In protracted, low-intensity conflicts – as seen in apartheid South Africa as well as in present-day, Israel and Palestine – distrust is born out of decades of psychological damage. This damage is sustained and exacerbated by the isolation, humiliation and demonization of the “other” by the powerful. In the case of the Israeli- Palestinian conflict this has led to an attempt to balance asymmetrical power through asymmetrical violence. This said, and in spite of decades of trauma and psychological damage suffered by residents in the Occupied Territories there is real hope for uncorrupt, democratic governance to take the place. Hamas continues to participate in the political sphere and has been widely supported by Palestinians during the municipal elections. Polls show that Hamas would have been successful if the national legislative elections were allowed to take place on June 17.

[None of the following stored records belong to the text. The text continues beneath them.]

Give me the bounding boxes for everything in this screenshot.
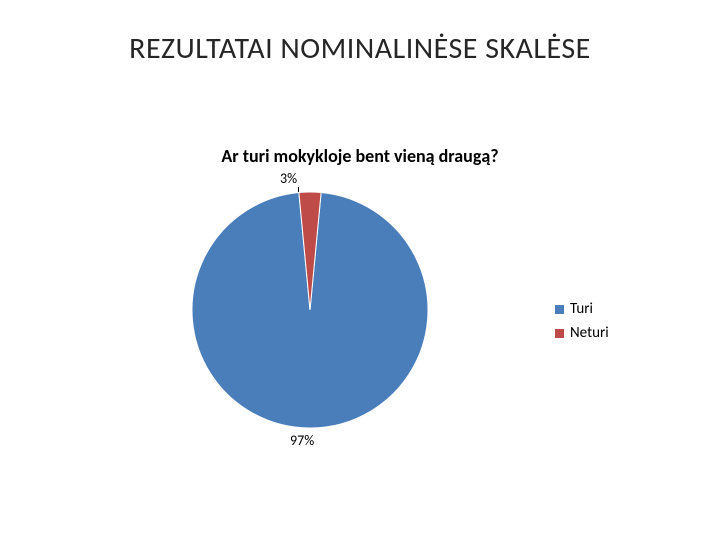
legend-label-neturi: Neturi [570, 324, 609, 342]
chart-title: Ar turi mokykloje bent vieną draugą? [0, 145, 720, 167]
pie-label-large: 97% [290, 432, 314, 449]
legend-label-turi: Turi [570, 300, 593, 318]
pie-chart [190, 190, 430, 430]
legend-swatch-neturi [555, 329, 564, 338]
legend-item-neturi: Neturi [555, 324, 609, 342]
legend-item-turi: Turi [555, 300, 609, 318]
pie-svg [190, 190, 430, 430]
slide: REZULTATAI NOMINALINĖSE SKALĖSE Ar turi … [0, 0, 720, 540]
legend: Turi Neturi [555, 300, 609, 348]
pie-label-small: 3% [280, 170, 297, 187]
page-title: REZULTATAI NOMINALINĖSE SKALĖSE [0, 30, 720, 67]
legend-swatch-turi [555, 305, 564, 314]
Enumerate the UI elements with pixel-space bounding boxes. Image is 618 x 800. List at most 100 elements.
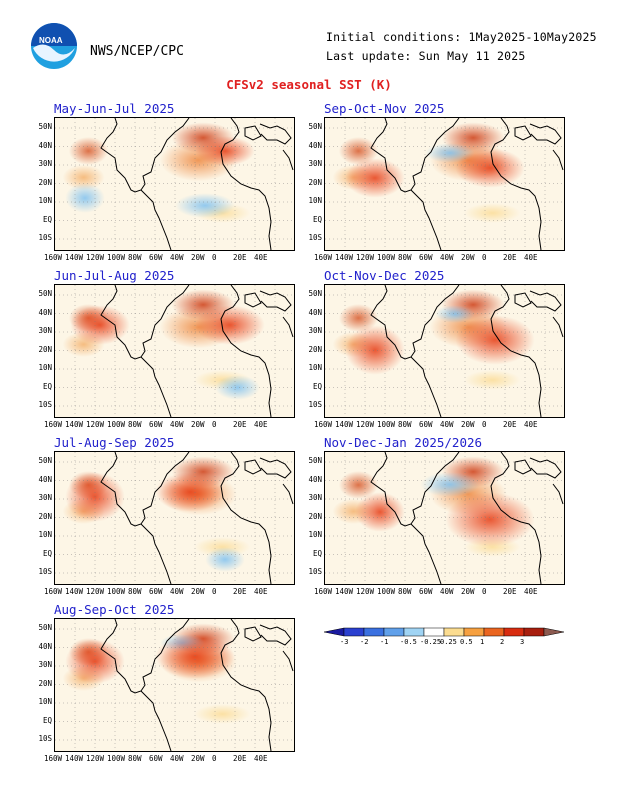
longitude-label: 60W [149,754,163,763]
latitude-label: 10S [38,400,52,409]
longitude-label: 100W [107,420,126,429]
longitude-label: 80W [128,253,142,262]
colorbar-segment [523,627,545,637]
longitude-label: 100W [377,587,396,596]
sst-anomaly-map [54,284,295,418]
noaa-logo: NOAA [30,22,78,70]
longitude-label: 160W [314,587,333,596]
latitude-label: 20N [38,511,52,521]
cool-anomaly [420,472,480,497]
colorbar-segment [443,627,465,637]
sst-anomaly-map [54,117,295,251]
longitude-label: 0 [482,253,487,262]
longitude-label: 20E [233,253,247,262]
longitude-label: 100W [107,253,126,262]
sst-anomaly-map [324,117,565,251]
warm-anomaly [70,305,130,345]
latitude-label: 10S [308,567,322,576]
longitude-label: 60W [419,253,433,262]
latitude-label: 20N [38,678,52,688]
coastline [100,452,294,584]
latitude-label: 50N [308,289,322,298]
colorbar-segment [403,627,425,637]
longitude-label: 40W [170,420,184,429]
longitude-label: 120W [356,253,375,262]
longitude-label: 100W [377,253,396,262]
colorbar-segment [383,627,405,637]
longitude-label: 120W [86,587,105,596]
panel-title: Jul-Aug-Sep 2025 [54,435,175,450]
longitude-label: 160W [44,587,63,596]
latitude-label: EQ [312,214,322,224]
colorbar-label: 1 [480,638,485,646]
longitude-label: 80W [398,420,412,429]
colorbar-segment [343,627,365,637]
longitude-label: 40E [254,420,268,429]
cool-anomaly [205,547,245,572]
colorbar-segment [363,627,385,637]
warm-anomaly [455,315,535,365]
latitude-label: EQ [42,214,52,224]
longitude-label: 0 [482,420,487,429]
sst-anomaly-map [54,451,295,585]
latitude-label: 10N [38,196,52,205]
sst-anomaly-map [324,284,565,418]
latitude-label: 50N [38,122,52,131]
latitude-label: 30N [38,326,52,335]
longitude-label: 60W [149,253,163,262]
panel-title: Sep-Oct-Nov 2025 [324,101,445,116]
latitude-label: 30N [38,660,52,669]
longitude-label: 100W [377,420,396,429]
longitude-label: 40W [440,587,454,596]
panel-title: Jun-Jul-Aug 2025 [54,268,175,283]
latitude-label: 20N [308,177,322,187]
longitude-label: 20W [191,253,205,262]
colorbar-label: -3 [340,638,349,646]
latitude-label: 40N [308,140,322,150]
longitude-label: 40E [524,420,538,429]
coastline-overlay [325,118,564,250]
colorbar-segment [323,627,345,637]
latitude-label: 30N [38,493,52,502]
panel-title: May-Jun-Jul 2025 [54,101,175,116]
latitude-label: 40N [38,641,52,651]
coastline-overlay [325,285,564,417]
coastline-overlay [55,452,294,584]
longitude-label: 160W [314,253,333,262]
longitude-label: 140W [65,420,84,429]
longitude-label: 60W [149,420,163,429]
latitude-label: 40N [308,474,322,484]
latitude-label: 50N [38,623,52,632]
longitude-label: 160W [314,420,333,429]
coastline-overlay [55,619,294,751]
warm-anomaly [445,492,535,547]
latitude-label: 50N [38,456,52,465]
colorbar-label: 0.25 [440,638,457,646]
longitude-label: 140W [65,253,84,262]
longitude-label: 20W [191,420,205,429]
longitude-label: 20E [503,420,517,429]
latitude-label: 30N [38,159,52,168]
latitude-label: 10S [38,734,52,743]
latitude-label: 10N [308,363,322,372]
longitude-label: 0 [212,587,217,596]
longitude-label: 140W [335,587,354,596]
longitude-label: 140W [65,587,84,596]
logo-text: NOAA [39,36,63,45]
latitude-label: 50N [308,456,322,465]
warm-anomaly [195,136,255,166]
latitude-label: 30N [308,493,322,502]
panel-title: Aug-Sep-Oct 2025 [54,602,175,617]
longitude-label: 40E [524,253,538,262]
colorbar-segment [503,627,525,637]
last-update: Last update: Sun May 11 2025 [326,49,526,63]
latitude-label: 40N [38,140,52,150]
latitude-label: 10S [308,400,322,409]
latitude-label: 10S [38,567,52,576]
longitude-label: 40E [254,253,268,262]
longitude-label: 100W [107,754,126,763]
coastline [100,118,294,250]
colorbar-label: -2 [360,638,369,646]
longitude-label: 40W [170,253,184,262]
latitude-label: 30N [308,159,322,168]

Similar to the Lebanese group Hizbullah, Hamas’s role in Palestine is two-fold. First, it provides free social services such as housing, food, health care and schooling to those who in need. Second, it is an armed resistance movement. Certainly, there is a real need to resolve these two distinct variables in the future, although the continued presence of weaponry in the Occupied Territories is a symptom of an extreme sense of isolation, frustration and social dislocation. In an emulation of Hizbullah’s politico-military success against Israel, it would not be inaccurate to say that Hamas not only seeks to secure Israel’s respect through military projection but would also like to participate in a democratically-elected, Palestinian National Authority.

Palestinian Foreign Minister, Nasser Al-Qedwa has noted: “Holding and using arms must be organized, and it should not be used for personal purposes or to violate law, order and discipline.” It is also considered to be legal to hold arms while the occupation lasts. It is likely that several generations will pass before a stable and just peace is achieved in Israel and Palestine. At that point, resistance groups can either demilitarize or become integrated into already existing security forces.

Addressing the root causes of the conflict is needed at this stage before actual demilitarization can take place, and a “political horizon” must be offered to militant groups in order for them to have confidence that a political solution is possible. Equally, at this stage the possibility of Hamas’ disarmament by the United Nations under US and Israeli pressure is seen by Hamas – and its supporters – simply as a step towards legitimizing their demise. Indeed, this disarmament process would inevitably result in a coercive disarmament which has been disastrous in past operations, namely in Somalia and Iraq.

Historically, resistance movements have been reluctant to give up their weapons. This can be seen in Mali where UN-lead disarmament operations in the mid-1990s facilitated the trade of automatic weaponry for shot guns. The UN-Mali initiative was significant: it reduced the scope of widespread slaughter while protecting the cultural importance arms gave males and village elders. Furthermore, the UN initiative permitted the economic necessity of having arms to protect cattle from bandits and predators. The economic and cultural value placed on weaponry is not to be underestimated in Palestine just as it would not be taken for granted in the US.

The postponement of the June 17 elections in Palestine was defended on the grounds of technical concerns over election laws, but in fact was made because the growing popularity of Hamas threatened Fatah’s hold on the Palestinian polity. The postponement was heralded by Hamas as politically unwise, and the announcement cause disquiet in Gaza and several West Bank cities. Although, it is suspected that both the Bush Administration and Ariel Sharon’s government breathed a sigh of relief due over the postponement decision. The failure of the Israeli and American political establishment to understand Hamas’s desire for inclusion may have irreparably harmed any chance for an early resumption of peace talks. Given this, the demand for disarmament of Hamas prior to political dialogue will not only be difficult, it may well be impossible.

This article first appeared in Conciliation Resources.